Teatro Grande: o Grande Teatro, construído no século II a.c., foi restaurado e ampliado por Marco Holcónio Rufo, segundo políticas do regime de Augusto, para que pudesse albergar 5000 pessoas sentadas, viveu durante o reinado do imperador Augusto, tendo sido o habitante mais poderoso de Pompeia e o que maior impacto provocou na cidade. Mas posteriormente, com Marco Holcónio Céler (irmão ou filho), financiou o projeto de melhoramento muito maior e mais caro do Grande Teatro. Existem inscrições que atestam que os Holcónio construíram “ à sua própria custa a galeria coberta, os camarotes e o auditório”. Adjacente a este edifício está o Teatro Coberto e a Palaestra, usada pelos gladiadores nos últimos anos da cidade e em cima o Fórum Triangular com o antigo Templo de Minerva e Hércules.

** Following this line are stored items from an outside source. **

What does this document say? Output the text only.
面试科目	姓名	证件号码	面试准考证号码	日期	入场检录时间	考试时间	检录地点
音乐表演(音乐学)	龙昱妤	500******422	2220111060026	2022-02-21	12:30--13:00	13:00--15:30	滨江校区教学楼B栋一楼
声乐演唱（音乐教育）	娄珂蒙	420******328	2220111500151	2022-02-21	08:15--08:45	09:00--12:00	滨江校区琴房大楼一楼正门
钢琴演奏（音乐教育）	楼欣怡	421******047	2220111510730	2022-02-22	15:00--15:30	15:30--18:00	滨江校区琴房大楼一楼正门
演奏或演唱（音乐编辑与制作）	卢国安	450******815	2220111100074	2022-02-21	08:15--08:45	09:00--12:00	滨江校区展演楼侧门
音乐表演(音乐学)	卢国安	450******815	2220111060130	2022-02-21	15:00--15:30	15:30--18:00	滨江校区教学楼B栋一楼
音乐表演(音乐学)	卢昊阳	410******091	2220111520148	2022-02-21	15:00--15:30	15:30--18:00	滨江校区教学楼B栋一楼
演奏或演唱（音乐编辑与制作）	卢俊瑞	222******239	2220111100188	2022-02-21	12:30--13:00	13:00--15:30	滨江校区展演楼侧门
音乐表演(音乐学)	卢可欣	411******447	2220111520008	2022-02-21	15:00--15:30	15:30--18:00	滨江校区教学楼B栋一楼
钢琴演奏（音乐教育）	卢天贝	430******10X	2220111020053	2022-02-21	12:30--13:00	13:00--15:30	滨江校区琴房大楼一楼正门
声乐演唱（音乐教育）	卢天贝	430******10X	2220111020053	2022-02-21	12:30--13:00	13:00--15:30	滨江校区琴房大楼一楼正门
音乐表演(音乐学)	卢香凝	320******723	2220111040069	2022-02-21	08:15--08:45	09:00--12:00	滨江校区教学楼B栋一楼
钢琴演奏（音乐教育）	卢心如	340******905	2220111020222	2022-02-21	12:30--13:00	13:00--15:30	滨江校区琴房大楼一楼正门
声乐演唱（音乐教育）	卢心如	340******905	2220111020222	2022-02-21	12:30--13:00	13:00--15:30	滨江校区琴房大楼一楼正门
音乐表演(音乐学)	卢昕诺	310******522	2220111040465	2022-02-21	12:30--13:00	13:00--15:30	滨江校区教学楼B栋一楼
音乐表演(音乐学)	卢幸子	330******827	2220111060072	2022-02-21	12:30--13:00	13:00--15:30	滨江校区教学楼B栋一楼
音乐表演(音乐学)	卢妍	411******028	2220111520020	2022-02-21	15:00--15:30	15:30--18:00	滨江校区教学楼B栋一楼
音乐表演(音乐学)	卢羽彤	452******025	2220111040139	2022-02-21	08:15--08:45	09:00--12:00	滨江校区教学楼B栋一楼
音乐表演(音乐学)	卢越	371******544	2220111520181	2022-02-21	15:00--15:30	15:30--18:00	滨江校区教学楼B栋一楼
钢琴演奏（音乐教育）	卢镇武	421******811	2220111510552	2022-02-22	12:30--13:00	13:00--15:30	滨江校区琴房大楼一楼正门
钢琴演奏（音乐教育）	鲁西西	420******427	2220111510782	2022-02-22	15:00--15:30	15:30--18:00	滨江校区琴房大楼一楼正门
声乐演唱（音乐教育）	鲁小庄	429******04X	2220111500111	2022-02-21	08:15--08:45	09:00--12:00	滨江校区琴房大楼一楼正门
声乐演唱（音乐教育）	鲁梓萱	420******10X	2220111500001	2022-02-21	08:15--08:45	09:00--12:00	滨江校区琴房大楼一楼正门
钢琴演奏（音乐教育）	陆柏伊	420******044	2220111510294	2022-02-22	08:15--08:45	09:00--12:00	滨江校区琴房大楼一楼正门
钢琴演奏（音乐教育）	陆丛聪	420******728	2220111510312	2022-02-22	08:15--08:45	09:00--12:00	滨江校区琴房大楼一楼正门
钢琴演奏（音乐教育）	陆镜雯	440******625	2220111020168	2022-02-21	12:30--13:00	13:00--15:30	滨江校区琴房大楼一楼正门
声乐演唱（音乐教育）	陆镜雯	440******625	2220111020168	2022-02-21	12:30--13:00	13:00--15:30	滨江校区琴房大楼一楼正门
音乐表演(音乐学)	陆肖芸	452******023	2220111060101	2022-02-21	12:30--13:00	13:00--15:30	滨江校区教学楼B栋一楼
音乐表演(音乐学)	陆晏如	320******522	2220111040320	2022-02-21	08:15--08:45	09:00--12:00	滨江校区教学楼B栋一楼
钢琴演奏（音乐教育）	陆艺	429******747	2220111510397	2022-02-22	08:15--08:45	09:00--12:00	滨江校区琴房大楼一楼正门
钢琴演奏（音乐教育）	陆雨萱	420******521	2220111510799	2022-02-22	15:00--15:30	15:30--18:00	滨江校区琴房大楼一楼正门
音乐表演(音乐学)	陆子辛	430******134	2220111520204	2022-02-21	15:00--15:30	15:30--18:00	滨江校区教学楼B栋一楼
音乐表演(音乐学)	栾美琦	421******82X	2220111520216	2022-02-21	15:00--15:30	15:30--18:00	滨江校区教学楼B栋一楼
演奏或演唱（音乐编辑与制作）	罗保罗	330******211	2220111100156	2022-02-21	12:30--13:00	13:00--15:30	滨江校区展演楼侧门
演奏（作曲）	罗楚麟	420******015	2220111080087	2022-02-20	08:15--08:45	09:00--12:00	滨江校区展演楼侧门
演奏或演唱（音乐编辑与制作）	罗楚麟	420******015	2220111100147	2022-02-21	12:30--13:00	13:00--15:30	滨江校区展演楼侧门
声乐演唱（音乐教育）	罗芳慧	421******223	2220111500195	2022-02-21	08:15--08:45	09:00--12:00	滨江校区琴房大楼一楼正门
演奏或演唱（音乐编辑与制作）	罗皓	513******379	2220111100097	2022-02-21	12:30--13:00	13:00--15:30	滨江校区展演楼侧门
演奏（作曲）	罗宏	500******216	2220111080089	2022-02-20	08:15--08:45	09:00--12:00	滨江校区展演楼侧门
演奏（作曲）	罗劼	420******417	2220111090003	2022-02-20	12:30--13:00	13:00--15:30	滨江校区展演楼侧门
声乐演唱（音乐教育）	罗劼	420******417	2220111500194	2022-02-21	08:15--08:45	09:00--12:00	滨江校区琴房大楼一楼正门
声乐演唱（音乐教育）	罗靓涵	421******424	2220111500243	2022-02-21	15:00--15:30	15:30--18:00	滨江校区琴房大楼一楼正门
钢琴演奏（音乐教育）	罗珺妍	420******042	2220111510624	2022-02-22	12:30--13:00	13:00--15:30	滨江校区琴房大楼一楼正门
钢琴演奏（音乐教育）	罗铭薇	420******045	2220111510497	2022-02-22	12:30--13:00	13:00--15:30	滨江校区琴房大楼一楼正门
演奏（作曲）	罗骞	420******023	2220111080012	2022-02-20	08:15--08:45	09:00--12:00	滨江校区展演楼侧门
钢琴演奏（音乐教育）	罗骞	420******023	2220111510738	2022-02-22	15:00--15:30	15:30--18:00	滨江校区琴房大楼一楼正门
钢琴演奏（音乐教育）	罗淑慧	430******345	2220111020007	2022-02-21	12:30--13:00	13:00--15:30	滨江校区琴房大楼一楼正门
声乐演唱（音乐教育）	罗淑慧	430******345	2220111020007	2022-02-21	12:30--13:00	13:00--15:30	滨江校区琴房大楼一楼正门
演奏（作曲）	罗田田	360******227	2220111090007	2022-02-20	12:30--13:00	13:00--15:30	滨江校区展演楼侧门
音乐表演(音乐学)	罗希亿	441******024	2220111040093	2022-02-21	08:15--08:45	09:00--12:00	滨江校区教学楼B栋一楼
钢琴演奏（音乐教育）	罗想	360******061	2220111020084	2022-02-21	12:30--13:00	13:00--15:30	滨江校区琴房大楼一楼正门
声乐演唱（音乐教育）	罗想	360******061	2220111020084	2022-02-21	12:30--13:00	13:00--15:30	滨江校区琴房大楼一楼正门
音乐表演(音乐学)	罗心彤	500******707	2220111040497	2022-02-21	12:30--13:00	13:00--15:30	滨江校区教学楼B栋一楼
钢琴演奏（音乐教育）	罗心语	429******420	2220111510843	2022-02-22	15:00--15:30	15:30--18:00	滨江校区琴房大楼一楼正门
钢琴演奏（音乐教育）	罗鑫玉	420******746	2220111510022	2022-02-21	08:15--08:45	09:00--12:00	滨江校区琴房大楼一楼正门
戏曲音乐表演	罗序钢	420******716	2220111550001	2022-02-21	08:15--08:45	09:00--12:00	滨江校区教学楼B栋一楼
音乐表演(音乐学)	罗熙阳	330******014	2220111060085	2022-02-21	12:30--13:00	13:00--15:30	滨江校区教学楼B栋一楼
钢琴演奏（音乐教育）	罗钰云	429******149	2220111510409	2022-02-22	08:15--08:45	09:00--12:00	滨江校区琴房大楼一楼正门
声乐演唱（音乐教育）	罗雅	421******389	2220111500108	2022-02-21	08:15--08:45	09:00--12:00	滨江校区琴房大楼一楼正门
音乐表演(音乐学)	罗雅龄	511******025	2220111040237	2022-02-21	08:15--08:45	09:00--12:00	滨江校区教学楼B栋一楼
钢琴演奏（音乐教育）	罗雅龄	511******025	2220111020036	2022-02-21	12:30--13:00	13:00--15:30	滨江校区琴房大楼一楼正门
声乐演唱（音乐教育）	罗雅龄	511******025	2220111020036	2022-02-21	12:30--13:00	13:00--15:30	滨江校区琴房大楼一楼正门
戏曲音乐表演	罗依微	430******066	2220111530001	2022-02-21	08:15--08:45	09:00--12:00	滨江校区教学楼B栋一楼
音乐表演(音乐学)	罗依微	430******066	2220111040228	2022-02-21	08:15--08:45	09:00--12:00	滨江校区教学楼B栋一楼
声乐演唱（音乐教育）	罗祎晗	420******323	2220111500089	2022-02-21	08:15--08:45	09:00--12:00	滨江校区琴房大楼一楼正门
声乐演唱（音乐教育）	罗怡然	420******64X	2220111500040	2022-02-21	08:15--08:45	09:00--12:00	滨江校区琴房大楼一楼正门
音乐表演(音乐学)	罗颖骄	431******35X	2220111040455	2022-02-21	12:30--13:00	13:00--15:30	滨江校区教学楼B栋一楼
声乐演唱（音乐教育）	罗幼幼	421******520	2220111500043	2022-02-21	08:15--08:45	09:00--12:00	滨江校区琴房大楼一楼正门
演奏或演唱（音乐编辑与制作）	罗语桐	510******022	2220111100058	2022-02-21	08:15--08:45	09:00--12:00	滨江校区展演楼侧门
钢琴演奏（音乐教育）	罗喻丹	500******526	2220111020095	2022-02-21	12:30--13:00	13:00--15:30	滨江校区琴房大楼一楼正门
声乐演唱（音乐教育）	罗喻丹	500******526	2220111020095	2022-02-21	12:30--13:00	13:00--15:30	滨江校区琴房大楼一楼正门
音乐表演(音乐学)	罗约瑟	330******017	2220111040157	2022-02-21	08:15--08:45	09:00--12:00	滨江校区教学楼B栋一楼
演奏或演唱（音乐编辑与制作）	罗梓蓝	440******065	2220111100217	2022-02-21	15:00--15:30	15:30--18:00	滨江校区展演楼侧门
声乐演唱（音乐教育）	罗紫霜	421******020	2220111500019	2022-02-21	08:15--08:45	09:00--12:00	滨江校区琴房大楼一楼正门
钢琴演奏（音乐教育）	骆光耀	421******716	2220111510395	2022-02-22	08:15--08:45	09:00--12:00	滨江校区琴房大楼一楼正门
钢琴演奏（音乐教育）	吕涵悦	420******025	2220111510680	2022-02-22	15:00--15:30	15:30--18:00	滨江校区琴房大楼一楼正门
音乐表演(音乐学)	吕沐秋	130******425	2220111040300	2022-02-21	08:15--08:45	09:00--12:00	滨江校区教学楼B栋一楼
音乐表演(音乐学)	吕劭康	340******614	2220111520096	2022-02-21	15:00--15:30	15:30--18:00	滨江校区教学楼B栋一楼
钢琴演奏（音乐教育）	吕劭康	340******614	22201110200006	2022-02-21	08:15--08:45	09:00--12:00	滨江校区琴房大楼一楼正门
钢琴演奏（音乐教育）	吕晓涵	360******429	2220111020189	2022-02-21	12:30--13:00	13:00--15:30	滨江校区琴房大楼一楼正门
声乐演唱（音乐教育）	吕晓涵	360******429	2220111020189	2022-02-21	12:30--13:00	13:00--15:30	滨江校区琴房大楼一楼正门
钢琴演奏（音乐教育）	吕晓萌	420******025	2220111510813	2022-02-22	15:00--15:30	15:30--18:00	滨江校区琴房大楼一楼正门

Anfiteatro: local onde decorriam a maioria dos espetáculos de gladiadores e das caçadas. Construído na extremidade da cidade, graças à generosidade de Caio Quíncio Valgo e Marco Pórcio na década de 70 a.c., os mesmos responsáveis pela supervisão da construção do Teatro Coberto, é o primeiro edifício de pedra permanente deste tipo no mundo romano. O Coliseu de Roma, que foi construído 150 anos mais tarde numa cidade com uma população total de cerca de um milhão, é apenas quase o dobro do tamanho: o Coliseu tinha cerca de 50.000 lugares, e o anfiteatro de Pompeia cerca de 20.000. A planta do edifício dá-nos uma boa ideia de como funcionava o Anfiteatro em 79 tal como enterrada. Os lugares em redor da arena estavam cuidadosamente separados. As filas da frente estavam reservadas à elite local, lugares espaçosos e boa visibilidade. As mulheres eram provavelmente relegadas para as últimas filas, no caso de se aplicarem as regras introduzidas pelo imperador Augusto. Os espectadores entravam no edifício por acessos diferentes em função do local onde se iriam sentar. Os que se iriam sentar na área principal subiam a escadaria no exterior do edifício, a qual conduzia a uma passagem no topo, depois desciam pela respetiva escadaria até ao seu lugar. O acesso aos lugares da elite fazia-se através de uma das entradas inferiores, as quais conduziam poe corredor interno que percorria o perímetro da arena, daqui os espetadores subiam uma escadaria que os levava às filas da frente.

O principal acesso cerimonial fazia-se pela entrada norte, decorada co estátuas. Os gladiadores e os animais também terão entrado e saído por aqui, ou pela extremidade oposta, a sul. Ao contrário do Coliseu de Roma, não havia caves ou passagens subterrâneas por baixo do chão da arena para os lutadores que esperavam para sair pelos alçapões quando chegasse a sua vez para entrar em cena. Os animais maiores estariam em jaulas no exterior, formando um pequeno zoológico, para divertimento e terror a quantos passavam. Quando Quíncio Valgo e Marco Pórcio construíram inicialmente o monumento, a estrutura era de alvenaria, mas os assentos eram todos de madeira mais tarde nas fases finais do Anfiteatro, os assentos eram na grande maioria todos feitos de pedra. 

O Anfiteatro não estava sozinho. Algumas das festividades relacionadas com espetáculos de gladiadores estendiam-se para a chamada Grande Palaestra logo ao lado – espaço aberto, com colunatas com uma piscina ao centro e avenidas de árvores.